I guess we’re not supposed to like Sylvia. She’s seen by other characters as cruel and indolent. It’s revealed that she had an affair with a married man, got pregnant, and conveniently married Tietjens, who is (likely) not the father of her child. She then left Tietjens to have an affair with another man until she got bored and decided to return to him.
Typically, any woman who displays this type of sexual agency in literature will come to a bad end. She’s always portrayed as a whore, as selfish, and as deserving of whatever punishment is enacted upon her by other characters. Because I’m so tired of slut-shaming in real life, I really hope that Sylvia prevails. I wish she could fuck her way across Europe with no repercussions.
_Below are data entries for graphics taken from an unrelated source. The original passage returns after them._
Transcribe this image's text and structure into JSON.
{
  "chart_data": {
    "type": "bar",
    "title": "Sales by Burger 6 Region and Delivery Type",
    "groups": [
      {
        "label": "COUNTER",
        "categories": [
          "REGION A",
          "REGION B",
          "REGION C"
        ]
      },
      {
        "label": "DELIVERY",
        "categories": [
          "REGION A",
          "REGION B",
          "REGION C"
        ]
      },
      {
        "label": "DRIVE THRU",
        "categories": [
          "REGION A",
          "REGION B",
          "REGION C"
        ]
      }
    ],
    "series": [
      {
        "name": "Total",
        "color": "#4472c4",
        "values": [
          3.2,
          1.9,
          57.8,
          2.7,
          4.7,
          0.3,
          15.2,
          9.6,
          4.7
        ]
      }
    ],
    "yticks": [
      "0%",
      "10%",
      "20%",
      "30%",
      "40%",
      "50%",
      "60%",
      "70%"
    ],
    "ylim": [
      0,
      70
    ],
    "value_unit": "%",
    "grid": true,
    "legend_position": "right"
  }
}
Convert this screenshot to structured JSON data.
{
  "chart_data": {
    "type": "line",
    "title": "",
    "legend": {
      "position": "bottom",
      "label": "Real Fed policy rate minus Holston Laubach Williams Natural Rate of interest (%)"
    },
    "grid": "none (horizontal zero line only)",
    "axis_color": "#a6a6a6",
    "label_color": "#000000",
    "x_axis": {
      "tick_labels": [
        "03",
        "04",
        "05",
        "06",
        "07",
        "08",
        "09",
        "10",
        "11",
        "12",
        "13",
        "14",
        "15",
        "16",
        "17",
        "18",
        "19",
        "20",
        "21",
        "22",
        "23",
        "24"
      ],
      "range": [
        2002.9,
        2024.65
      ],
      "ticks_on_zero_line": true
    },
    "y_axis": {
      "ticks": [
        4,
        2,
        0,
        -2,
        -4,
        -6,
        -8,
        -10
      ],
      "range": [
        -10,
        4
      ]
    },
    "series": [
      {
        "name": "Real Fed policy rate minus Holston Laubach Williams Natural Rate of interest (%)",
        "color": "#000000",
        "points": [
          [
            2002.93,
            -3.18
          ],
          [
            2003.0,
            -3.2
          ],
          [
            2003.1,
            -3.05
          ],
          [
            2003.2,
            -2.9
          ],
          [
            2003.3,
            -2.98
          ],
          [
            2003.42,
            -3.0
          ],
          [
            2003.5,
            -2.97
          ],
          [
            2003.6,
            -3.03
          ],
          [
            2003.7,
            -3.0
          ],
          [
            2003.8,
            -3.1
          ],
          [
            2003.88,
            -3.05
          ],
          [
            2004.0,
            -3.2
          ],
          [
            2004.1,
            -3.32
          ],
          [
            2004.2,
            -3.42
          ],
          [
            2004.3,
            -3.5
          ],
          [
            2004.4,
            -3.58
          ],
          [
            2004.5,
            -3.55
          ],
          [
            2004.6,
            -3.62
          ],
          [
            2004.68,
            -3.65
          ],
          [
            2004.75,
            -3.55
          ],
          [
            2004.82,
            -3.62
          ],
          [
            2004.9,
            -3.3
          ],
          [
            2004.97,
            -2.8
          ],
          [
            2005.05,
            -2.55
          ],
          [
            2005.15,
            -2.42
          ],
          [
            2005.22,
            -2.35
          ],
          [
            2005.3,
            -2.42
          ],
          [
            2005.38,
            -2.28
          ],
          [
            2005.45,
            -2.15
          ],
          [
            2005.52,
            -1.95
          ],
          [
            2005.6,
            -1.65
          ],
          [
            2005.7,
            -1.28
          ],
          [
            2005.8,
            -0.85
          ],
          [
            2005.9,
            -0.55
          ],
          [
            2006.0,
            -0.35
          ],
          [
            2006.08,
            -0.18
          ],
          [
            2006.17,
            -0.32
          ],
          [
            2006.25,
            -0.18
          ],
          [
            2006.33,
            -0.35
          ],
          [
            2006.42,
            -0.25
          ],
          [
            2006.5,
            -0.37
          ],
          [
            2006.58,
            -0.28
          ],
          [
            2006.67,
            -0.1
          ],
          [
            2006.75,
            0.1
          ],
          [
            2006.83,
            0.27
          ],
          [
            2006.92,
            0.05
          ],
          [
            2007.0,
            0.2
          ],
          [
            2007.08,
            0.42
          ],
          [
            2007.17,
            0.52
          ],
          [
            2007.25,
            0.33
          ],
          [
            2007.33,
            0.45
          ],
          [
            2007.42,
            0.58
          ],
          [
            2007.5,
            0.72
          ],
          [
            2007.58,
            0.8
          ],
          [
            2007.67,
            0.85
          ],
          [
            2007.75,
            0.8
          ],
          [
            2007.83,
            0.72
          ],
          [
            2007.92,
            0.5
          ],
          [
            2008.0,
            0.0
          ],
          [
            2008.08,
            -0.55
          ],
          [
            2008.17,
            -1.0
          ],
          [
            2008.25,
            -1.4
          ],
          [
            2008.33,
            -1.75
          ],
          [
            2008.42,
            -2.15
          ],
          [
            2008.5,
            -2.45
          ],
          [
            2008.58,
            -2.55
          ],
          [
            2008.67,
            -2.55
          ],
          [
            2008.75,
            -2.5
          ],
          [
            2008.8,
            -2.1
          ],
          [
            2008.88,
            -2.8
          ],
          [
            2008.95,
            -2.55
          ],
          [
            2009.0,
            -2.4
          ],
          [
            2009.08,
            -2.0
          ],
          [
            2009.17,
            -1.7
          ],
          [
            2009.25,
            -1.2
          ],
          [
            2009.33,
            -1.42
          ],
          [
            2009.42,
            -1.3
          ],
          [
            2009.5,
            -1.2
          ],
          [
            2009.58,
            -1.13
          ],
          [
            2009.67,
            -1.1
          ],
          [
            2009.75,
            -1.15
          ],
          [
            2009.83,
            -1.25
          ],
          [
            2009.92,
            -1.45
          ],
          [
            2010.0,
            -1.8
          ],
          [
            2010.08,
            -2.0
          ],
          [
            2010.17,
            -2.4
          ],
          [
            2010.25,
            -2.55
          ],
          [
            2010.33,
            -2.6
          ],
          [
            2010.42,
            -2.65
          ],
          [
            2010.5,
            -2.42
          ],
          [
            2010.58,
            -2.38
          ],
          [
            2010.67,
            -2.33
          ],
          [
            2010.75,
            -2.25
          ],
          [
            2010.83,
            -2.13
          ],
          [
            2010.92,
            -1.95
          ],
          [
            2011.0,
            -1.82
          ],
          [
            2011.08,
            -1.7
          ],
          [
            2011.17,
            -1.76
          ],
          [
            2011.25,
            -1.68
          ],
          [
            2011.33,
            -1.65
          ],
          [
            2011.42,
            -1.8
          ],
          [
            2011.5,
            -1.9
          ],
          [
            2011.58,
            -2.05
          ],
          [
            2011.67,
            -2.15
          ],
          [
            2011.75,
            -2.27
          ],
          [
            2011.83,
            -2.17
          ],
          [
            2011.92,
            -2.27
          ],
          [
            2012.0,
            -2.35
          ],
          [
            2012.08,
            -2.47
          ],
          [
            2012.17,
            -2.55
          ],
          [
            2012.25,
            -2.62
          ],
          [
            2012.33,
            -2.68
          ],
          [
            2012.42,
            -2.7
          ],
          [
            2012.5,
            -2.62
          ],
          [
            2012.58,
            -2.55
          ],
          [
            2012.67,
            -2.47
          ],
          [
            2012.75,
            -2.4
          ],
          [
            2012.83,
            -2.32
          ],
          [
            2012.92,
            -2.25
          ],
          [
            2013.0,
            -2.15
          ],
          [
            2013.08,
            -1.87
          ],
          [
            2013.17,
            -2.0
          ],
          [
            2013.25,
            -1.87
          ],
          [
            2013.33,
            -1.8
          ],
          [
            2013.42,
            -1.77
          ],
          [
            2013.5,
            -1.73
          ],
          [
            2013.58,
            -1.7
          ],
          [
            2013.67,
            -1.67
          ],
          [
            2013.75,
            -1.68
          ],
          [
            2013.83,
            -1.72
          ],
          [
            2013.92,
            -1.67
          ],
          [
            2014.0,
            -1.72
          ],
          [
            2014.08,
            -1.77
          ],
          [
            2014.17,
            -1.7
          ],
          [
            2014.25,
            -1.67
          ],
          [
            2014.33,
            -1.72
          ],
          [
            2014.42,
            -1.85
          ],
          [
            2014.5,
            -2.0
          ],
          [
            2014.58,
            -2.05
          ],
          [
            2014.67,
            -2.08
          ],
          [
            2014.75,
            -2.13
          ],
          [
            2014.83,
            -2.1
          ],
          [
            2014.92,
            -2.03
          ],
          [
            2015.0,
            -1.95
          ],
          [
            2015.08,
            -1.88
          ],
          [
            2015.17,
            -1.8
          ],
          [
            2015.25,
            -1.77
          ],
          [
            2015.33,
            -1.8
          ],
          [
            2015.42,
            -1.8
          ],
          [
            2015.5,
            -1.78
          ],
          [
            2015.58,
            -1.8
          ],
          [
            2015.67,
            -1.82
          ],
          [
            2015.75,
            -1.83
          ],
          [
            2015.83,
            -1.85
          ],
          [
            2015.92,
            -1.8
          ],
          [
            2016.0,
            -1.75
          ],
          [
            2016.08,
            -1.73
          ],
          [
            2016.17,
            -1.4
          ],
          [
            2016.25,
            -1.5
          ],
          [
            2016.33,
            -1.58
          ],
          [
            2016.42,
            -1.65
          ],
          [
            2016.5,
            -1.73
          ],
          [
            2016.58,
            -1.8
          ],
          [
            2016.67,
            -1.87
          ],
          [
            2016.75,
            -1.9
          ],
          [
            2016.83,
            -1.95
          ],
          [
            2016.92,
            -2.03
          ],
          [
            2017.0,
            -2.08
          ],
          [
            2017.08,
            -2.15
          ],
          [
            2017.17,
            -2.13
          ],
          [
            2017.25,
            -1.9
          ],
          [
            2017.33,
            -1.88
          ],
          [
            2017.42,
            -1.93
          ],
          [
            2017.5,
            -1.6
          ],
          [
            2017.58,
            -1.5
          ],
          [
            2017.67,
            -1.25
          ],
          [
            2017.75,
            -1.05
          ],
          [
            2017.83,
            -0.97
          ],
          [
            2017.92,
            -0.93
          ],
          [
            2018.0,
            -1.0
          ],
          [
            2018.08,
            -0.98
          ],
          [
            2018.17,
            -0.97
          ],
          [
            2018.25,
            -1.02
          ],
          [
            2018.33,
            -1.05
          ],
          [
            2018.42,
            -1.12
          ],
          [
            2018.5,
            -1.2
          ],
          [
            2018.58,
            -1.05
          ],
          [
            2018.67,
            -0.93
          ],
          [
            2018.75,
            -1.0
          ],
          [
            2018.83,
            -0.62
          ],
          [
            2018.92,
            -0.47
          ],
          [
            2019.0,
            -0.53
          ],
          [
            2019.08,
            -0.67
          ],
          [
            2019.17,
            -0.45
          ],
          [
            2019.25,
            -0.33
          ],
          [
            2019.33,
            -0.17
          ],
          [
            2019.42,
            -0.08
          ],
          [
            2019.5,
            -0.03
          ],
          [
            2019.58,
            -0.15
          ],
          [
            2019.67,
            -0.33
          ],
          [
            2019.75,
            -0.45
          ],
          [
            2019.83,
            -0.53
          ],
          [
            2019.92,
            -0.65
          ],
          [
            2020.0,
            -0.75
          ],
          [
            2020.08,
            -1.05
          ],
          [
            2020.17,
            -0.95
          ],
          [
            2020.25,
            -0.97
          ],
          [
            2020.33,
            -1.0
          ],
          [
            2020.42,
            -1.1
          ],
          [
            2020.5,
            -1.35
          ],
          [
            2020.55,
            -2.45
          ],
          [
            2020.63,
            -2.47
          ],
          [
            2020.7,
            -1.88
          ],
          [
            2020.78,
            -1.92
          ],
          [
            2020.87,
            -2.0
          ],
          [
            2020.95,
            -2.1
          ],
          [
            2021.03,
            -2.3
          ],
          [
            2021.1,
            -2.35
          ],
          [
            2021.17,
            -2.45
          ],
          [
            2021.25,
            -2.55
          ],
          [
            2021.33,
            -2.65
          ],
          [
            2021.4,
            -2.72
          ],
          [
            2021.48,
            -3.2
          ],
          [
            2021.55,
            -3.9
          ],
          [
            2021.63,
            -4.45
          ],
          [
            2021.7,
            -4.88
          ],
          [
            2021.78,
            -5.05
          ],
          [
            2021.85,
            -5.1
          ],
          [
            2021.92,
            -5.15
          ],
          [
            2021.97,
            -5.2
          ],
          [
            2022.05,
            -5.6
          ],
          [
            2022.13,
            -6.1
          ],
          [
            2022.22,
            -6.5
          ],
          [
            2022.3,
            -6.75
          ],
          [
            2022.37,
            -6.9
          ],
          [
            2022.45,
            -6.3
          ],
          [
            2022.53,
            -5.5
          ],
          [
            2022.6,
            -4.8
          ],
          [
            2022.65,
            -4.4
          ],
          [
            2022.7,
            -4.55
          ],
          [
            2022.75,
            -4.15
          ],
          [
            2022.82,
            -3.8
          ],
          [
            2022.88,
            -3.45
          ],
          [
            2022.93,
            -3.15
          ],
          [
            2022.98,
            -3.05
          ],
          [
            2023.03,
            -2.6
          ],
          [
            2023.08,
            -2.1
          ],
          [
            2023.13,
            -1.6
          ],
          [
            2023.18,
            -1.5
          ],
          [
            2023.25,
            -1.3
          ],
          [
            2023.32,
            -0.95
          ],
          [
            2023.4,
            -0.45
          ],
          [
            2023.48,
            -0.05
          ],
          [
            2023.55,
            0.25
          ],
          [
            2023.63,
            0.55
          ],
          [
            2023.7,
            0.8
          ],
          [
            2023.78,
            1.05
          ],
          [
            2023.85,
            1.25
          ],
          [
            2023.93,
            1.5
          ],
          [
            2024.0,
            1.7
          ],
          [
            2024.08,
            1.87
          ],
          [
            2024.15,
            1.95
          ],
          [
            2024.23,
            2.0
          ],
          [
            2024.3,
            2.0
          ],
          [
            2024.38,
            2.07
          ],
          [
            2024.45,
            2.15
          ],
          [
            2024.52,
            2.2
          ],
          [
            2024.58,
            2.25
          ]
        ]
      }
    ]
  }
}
Valentine, on the other hand, is a feisty suffragette who is described as chaste and virginal — the opposite of Sylvia. Of course, I love feisty suffragettes, and I don’t really want to pit these two female characters against each other in some kind of battle for Tietjens. I laughed when I saw that other read-along members were tagging Team Sylvia or Team Valentine, but was also kind of sad that we would instinctually set women up as rivals or competitors rather than simply being glad that there were two interesting female characters to explore.
Both Sylvia and Valentine challenge conventional ideas about femininity in different ways, so I’m really interested to see how these characters develop.
I’m glad Laura wrote up some thoughts about female stereotypes at work in Parade’s End. I find that I spend so much time thinking about what would make interesting research material, or parsing Ford’s somewhat unique narrative style, that Idon’t pay a lot of attention to the gender dynamics at play. This is really unlike me,* and I’m starting to see that I’ve been ignoring some important stuff on the pages.
I also appreciate that she called out the female competition thing without directly attacking anyone about it. I think the hashtags began as a joke — I certainly encouraged them as a humorous way to get conversation flowing — but I do agree with her that it isn’t really fair to set them up as rivals or competitors only.
I haven’t read enough yet to know if Ford is specifically asking us to choose sides — though as with any love triangle-type plot, I’m sure there’s an element of that. Personally, I enjoy both characters thus far for different reasons, and I too am excited to see how they develop.
(*Full disclosure: I’m currently writing a thesis on misogyny and punishment in literary criticism, inspired specifically by the nauseating tendency of readers to deride and abuse female characters, in this case social climbers. I guess maybe I look for it so much in the course of my regular work that I’ve been unconsciously ignoring it here.)